You have to clear your arse with paper first, and then you use the bidet.
>>73106929
>The bidet doesn't replace the toilet paper...
yes it does, wtf, I only wear a bit of paper to dry my ass after using bidet
>>73107225
Just uncivilized amerindians like you do that. That's gross, it's literally a poo shower in your ass.
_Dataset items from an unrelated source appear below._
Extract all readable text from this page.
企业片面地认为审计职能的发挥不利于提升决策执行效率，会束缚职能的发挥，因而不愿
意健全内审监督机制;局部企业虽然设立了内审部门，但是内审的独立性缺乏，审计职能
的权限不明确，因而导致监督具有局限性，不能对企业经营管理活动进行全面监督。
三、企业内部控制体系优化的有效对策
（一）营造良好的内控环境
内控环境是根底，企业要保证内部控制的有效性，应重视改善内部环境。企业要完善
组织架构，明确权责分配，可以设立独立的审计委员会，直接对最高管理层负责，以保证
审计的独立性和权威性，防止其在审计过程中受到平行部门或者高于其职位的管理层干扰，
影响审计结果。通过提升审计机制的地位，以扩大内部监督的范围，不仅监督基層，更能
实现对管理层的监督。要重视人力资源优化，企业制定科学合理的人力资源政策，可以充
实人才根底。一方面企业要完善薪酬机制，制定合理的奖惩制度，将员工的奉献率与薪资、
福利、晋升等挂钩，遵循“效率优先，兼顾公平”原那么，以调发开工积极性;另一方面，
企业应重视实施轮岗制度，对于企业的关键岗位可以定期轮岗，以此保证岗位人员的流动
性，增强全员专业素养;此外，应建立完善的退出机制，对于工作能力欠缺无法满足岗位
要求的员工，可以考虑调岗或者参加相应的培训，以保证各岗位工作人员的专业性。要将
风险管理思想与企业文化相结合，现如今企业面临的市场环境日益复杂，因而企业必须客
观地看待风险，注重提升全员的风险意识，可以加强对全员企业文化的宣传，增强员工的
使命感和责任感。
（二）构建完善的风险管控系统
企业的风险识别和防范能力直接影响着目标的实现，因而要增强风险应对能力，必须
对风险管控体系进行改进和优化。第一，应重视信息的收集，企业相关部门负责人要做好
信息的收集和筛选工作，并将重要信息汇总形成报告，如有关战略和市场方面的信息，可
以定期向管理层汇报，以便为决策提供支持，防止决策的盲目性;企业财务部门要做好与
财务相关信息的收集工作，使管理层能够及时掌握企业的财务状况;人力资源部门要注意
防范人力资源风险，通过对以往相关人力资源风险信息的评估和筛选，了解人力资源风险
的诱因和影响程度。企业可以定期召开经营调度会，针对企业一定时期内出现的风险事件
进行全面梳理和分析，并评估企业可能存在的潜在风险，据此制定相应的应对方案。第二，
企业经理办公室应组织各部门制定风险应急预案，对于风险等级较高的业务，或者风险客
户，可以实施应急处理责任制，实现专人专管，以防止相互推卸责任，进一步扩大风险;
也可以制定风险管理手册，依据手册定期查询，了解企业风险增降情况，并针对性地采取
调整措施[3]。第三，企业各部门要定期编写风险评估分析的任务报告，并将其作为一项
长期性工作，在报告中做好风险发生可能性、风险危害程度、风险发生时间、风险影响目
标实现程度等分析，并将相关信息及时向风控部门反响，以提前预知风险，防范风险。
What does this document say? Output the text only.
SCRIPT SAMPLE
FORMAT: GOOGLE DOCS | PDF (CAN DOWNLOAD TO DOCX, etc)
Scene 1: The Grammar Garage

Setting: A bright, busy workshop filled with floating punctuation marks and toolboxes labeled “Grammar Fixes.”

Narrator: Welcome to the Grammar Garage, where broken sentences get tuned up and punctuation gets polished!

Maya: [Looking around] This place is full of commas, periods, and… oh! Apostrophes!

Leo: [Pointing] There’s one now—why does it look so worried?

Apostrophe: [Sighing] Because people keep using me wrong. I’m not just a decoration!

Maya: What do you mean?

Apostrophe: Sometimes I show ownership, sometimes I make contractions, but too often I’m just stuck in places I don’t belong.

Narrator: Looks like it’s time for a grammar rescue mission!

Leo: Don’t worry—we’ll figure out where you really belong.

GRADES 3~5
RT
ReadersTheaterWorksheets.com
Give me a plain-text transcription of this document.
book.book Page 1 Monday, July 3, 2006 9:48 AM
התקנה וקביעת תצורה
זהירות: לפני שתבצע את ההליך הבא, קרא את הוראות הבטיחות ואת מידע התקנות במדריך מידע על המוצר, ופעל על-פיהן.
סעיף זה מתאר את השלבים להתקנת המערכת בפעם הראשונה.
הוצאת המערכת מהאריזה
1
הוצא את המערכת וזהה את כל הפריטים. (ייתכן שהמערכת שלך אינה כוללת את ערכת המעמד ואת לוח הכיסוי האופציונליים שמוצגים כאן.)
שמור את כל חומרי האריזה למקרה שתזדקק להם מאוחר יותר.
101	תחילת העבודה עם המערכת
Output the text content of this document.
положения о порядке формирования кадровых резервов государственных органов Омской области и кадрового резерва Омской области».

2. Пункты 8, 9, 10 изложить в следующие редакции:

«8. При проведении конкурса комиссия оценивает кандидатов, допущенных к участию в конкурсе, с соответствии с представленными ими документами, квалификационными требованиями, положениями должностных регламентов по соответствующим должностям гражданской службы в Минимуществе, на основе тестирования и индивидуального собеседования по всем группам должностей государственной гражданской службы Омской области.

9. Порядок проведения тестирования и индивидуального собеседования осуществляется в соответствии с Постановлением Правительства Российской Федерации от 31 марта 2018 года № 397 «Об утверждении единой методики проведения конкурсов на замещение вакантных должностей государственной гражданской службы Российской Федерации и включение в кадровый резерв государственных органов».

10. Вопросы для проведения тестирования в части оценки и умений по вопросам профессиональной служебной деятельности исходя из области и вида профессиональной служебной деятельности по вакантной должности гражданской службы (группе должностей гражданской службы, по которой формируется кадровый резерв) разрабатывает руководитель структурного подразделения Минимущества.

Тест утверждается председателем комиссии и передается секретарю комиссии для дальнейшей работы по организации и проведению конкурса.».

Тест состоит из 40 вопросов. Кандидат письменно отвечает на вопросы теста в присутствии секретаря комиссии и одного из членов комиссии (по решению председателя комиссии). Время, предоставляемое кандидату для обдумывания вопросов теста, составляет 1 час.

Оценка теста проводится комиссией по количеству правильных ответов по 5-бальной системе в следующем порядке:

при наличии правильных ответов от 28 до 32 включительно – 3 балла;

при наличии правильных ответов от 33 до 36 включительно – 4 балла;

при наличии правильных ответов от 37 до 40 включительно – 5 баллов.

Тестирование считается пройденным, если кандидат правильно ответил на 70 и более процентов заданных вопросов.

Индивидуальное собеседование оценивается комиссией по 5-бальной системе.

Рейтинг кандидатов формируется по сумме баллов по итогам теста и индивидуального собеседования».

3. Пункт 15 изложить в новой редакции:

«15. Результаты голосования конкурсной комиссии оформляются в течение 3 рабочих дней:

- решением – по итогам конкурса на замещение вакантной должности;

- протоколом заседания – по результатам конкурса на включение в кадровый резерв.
http://es.m.wikihow.com/usar-un-bidet
>Puedes usar el bidet junto con papel higiénico o solo
fuck off retard
>le gusta resfregarse agua con mierda por el culo
Bolivianooo
>se cree que las sabe todas
>cita fuentes que literalmente lo contradicen
jasjkasjkasjkasjkask alto descanso
Hace bartposteo el bolita jajajaj
Todo el calzoncillo con olor a caca tiene
mira, yo me lavo el culo mejor de lo que vos lees tus fuentes mogolico jaskjskajksajksakajkasj
Toda la familia con olor a calabaza y caca
ignorante y mogolico, pero se cree mejor que los demas jasjkjsakjaksjakjskajskjsakajskjaskajskja
El papá va a la verduleria con olor a cacona, y así toca las mandiocas
argentina sucks
ya me das pena de mogolico que sos, dale, segui haciendote el sobrador mientras das verguenza ajena
chau papu, te recomiendo que leas el articulo que me mandaste, bastante interesante
(Se fue a ducharse la cola con caquita)
>>73107225
First, you wipe your arse. Then, comes the bidet. Tbh, i feel worse, when i don't have paper at home, and just wash myself, than when i go to a public toilet and there is no bidet. Even fucking turkey has fountaines intalled in their toilets, while the dirty euros don't.